El superpoder que muchas empresas familiares, quizás no están usando de un modo eficiente es la adaptabilidad con legado.

Industrias Del Río, (nombres ficticios por confidencialidad) empresa familiar en Cantabria, comenzó como una fábrica de calderería en 1968. Su fundador, Enrique Del Río, la levantó con esfuerzo incansable. En los 90, sus hijos lo convencieron de modernizar los procesos y ampliarse a maquinaria industrial. Hoy facturan 15 millones de euros y exportan a cinco países.

Pero su kriptonita no es la competencia ni la tecnología. Es el miedo a ceder. En 2021, su hija mayor, Clara, me contactó para un trabajo de transición generacional.

"Mi padre cree que sin él, todo se cae. Pero está frenando lo que podríamos ser."

Como Superman en la Fortaleza de la Soledad, Enrique se había aislado emocional y mentalmente. Veía el cambio como una amenaza, no como una evolución.

Uno de los poderes de Superman es ver más allá. Las empresas familiares necesitan ese mismo poder. Durante las primeras sesiones de trabajo, descubrimos que:

  • El 72% de los ingresos venían de tres clientes muy dependientes.
  • El 40% del personal clave estaba a cinco años de la jubilación.
  • Solo uno de los tres hijos tenía funciones claramente definidas.

Les propuse implementar un Plan Estratégico. Evaluamos 6 dimensiones: estructura, cultura, liderazgo, visión compartida, sostenibilidad y comunicación.

Superman no elige dónde aterriza. Las crisis aparecen sin avisar. En 2022, una crisis de materias primas elevó los costes de producción en un 28%. Enrique propuso resistir sin cambiar precios. Clara quería apostar por automatización y nuevos productos.

En una reunión, el hijo menor, Óscar, lanzó:

"No podemos sostener esto con el margen actual. Tenemos que movernos."

Enrique respondió:

"Llevo 40 años aquí. Sé cómo se aguanta un temporal."

El ambiente era tenso. Como cuando Superman decide entre salvar a Metrópolis o detener a Zod.
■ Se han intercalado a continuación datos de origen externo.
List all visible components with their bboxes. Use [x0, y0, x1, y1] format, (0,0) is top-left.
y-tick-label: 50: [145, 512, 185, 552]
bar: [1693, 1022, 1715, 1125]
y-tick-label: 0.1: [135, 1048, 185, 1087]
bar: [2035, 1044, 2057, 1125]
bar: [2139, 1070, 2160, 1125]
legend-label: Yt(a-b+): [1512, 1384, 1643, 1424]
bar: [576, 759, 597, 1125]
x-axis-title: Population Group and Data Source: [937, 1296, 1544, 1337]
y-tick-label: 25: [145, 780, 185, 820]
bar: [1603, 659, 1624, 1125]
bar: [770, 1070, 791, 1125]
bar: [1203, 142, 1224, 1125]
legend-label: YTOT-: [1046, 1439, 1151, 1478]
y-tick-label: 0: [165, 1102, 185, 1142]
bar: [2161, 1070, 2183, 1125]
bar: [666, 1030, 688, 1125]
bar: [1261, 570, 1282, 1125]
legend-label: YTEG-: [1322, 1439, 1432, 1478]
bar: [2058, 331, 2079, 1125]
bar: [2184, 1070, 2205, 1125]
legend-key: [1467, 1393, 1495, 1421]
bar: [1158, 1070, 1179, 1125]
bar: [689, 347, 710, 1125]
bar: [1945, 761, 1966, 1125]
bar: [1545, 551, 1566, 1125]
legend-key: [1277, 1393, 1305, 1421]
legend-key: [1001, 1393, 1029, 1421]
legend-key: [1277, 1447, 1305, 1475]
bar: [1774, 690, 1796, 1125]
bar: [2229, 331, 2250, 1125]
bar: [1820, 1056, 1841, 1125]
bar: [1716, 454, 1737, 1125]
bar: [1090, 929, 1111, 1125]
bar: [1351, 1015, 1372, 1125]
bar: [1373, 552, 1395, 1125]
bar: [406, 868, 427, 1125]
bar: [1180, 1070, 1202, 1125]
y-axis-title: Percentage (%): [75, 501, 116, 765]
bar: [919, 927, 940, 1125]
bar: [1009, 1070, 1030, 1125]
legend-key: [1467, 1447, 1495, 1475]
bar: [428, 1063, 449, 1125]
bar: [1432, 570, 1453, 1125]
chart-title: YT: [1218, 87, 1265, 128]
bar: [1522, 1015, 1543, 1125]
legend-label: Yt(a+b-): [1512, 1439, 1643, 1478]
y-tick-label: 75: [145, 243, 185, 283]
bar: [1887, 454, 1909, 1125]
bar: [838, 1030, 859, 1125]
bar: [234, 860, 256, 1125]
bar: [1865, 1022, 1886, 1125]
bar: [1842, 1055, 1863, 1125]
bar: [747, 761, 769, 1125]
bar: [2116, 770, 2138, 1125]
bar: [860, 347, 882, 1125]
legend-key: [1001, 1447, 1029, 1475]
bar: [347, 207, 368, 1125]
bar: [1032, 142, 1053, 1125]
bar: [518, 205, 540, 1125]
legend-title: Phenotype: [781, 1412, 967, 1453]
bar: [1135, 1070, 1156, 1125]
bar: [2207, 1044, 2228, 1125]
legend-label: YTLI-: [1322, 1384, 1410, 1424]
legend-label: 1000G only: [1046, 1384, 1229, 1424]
No hay respuestas sin costes.

Clark Kent y Superman son dos caras de la misma moneda. En las empresas familiares, también hay dobles identidades: padre y jefe, hija y directora, hermano y socio. Esa ambigüedad genera conflicto.

En Industrias Del Río, la hija menor, Sofía, era directora financiera. Pero el equipo la veía como "la hija del jefe". Su autoridad era cuestionada en reuniones clave.

"No puedo hacer cambios sin que todo el mundo me mire con sospecha."

Organizamos un proceso de redefinición de roles con perfiles de competencias, descripciones objetivas y retroalimentación cruzada. Sofía ganó respeto, y su equipo comenzó a verla como una líder legítima.

Como Superman consulta con los sabios de Krypton, las empresas familiares deben apoyarse en un consejo externo. Propuse crear un Consejo Consultivo (Órgano de Gobierno Empresarial) con dos miembros externos y cuatro internos.

Industrias Del Río diversificó clientes, desarrolló una nueva línea de maquinaria agrícola y Clara fue nombrada directora general. Enrique asumió el rol de presidente estratégico.

El error clásico de Superman es creer que puede salvar a todos solo. Las empresas familiares repiten ese error. La clave está en reconocer los límites, pedir ayuda y preparar la sucesión con generosidad.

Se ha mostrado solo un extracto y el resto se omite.